Verticordia paludosa

Scientific classification
- Kingdom: Plantae
- Clade: Tracheophytes
- Clade: Angiosperms
- Clade: Eudicots
- Clade: Rosids
- Order: Myrtales
- Family: Myrtaceae
- Genus: Verticordia
- Subgenus: Verticordia subg. Eperephes
- Section: Verticordia sect. Verticordella
- Species: V. paludosa
- Binomial name: Verticordia paludosa A.S.George

= Verticordia paludosa =

- Genus: Verticordia
- Species: paludosa
- Authority: A.S.George

Species of flowering plant

Verticordia paludosa is a flowering plant in the myrtle family, Myrtaceae and is endemic to the south-west of Western Australia. It is an openly branched shrub with small leaves and pink to magenta flowers with spreading, feathery sepals and erect, fringed petals in summer and autumn.

==Description==
Verticordia paludosa is a shrub with a single main stem and a few side branches, which grows to a height of 30–90 cm and 10-90 cm wide. Its leaves are elliptic to egg-shaped, 2.5–3.5 mm long, dished on the upper surface and covered with short hairs.

The flowers are scented and are arranged in spike-like groups, each flower on a spreading stalk 1.0-1.5 mm long. Before the flower opens the bud is enclosed by two fringed bracteoles. The floral cup is top-shaped, about 2 mm long, 5-ribbed and glabrous with rounded appendages which merge with the hypanthium. The sepals are 4 mm long, pink to magenta-coloured and have between 6 and 7 feathery lobes. The petals are a similar colour to the sepals, 5 mm long, erect, egg-shaped and with a fringe a further 1.5–2 mm long. The style is 4 mm long, curved and hairy near the tip. Flowering time is from December to May.

==Taxonomy and naming==
Verticordia paludosa was first formally described by Alex George in 1991 and the description was published in Nuytsia.
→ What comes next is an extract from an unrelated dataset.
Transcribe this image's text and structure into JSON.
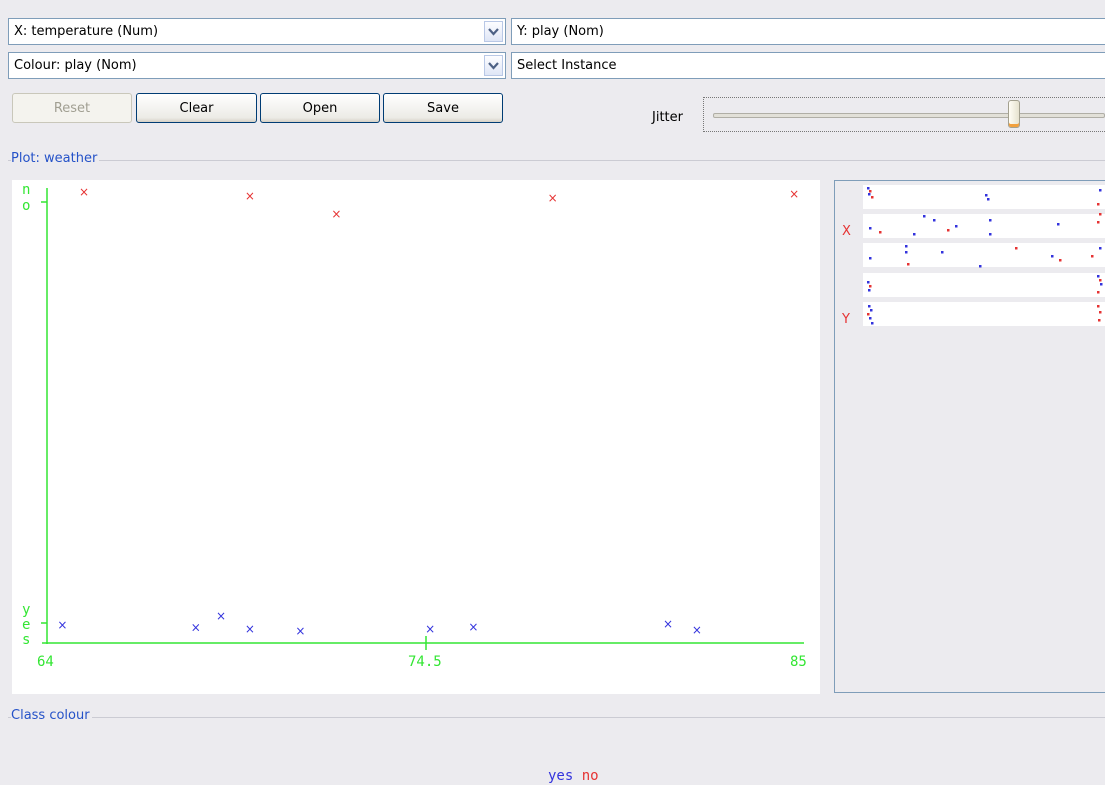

The specific epithet (paludosa) is a Latin word meaning "marshy" referring to the habitat where this species is often found.
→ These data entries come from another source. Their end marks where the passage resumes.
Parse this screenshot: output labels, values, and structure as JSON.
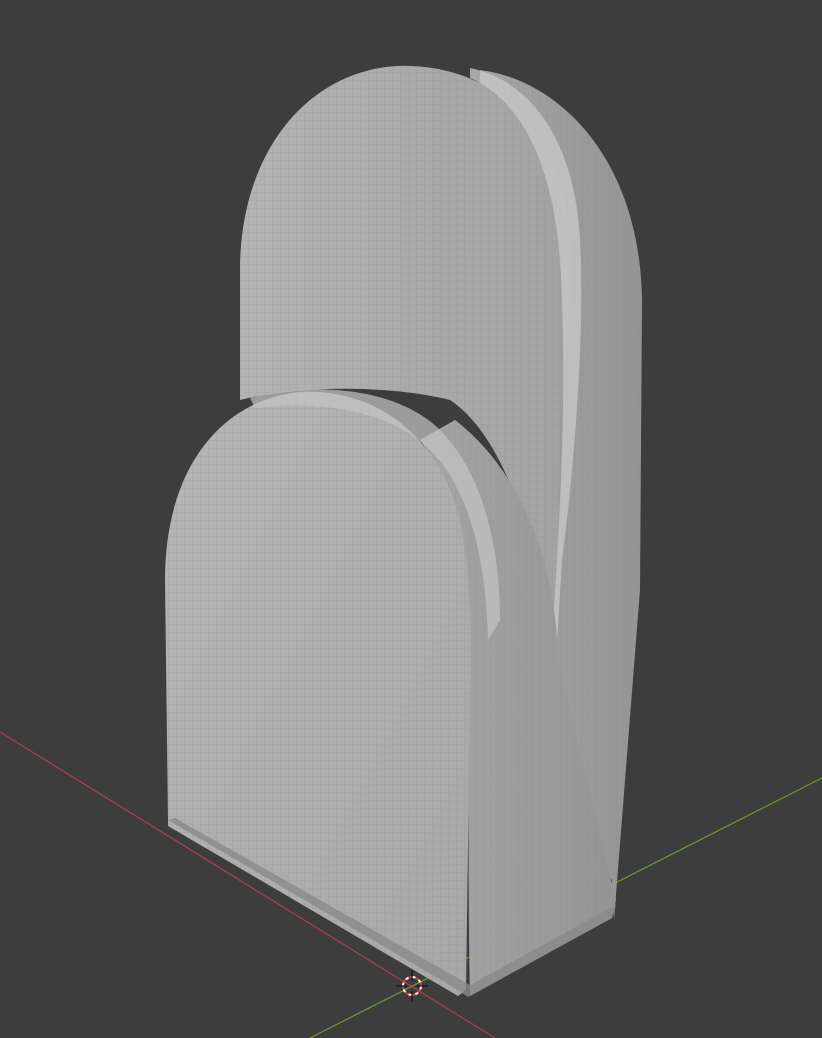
{
  "viewport": {
    "background_color": "#3d3d3d",
    "x_axis_color": "#a8434c",
    "y_axis_color": "#6e9a2b",
    "mesh_color": "#a9a9a9",
    "cursor_color_a": "#d13a3a",
    "cursor_color_b": "#ffffff"
  },
  "scene": {
    "object": "subdivided-arch-block-mesh",
    "cursor": "3d-cursor-icon",
    "x_axis": "x-axis-line",
    "y_axis": "y-axis-line"
  }
}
George placed this species in subgenus Eperephes, section Verticordella along with V. pennigera, V. halophila, V. bifimbriata, V. lindleyi, V. blepharophylla, V. drummondii, V. wonganensis,V. mitodes, V. luteola, V. attenuata, V. tumida, V. carinata, V. centipeda, V. auriculata, V. pholidophylla, V. spicata and V. hughanii.

==Distribution and habitat==
This verticordia grows in sand and loam in areas that are wet in winter and in sandy loam on ridges in shrubland and woodland. It occurs between Mogumber, Gillingarra, Regans Ford and the Moore River National Park in the Geraldton Sandplains, Jarrah Forest and Swan Coastal Plain biogeographic regions.

==Conservation==
Verticordia paludosa is classified as "Priority Four" by the Western Australian Government Department of Parks and Wildlife, meaning that is rare or near threatened.

==Use in horticulture==
Verticordia paludosa can be propagated from cuttings but these are slow to strike and the plants produced are also slow growing. The species seems to be resistant to disease but watering in hot dry weather is necessary.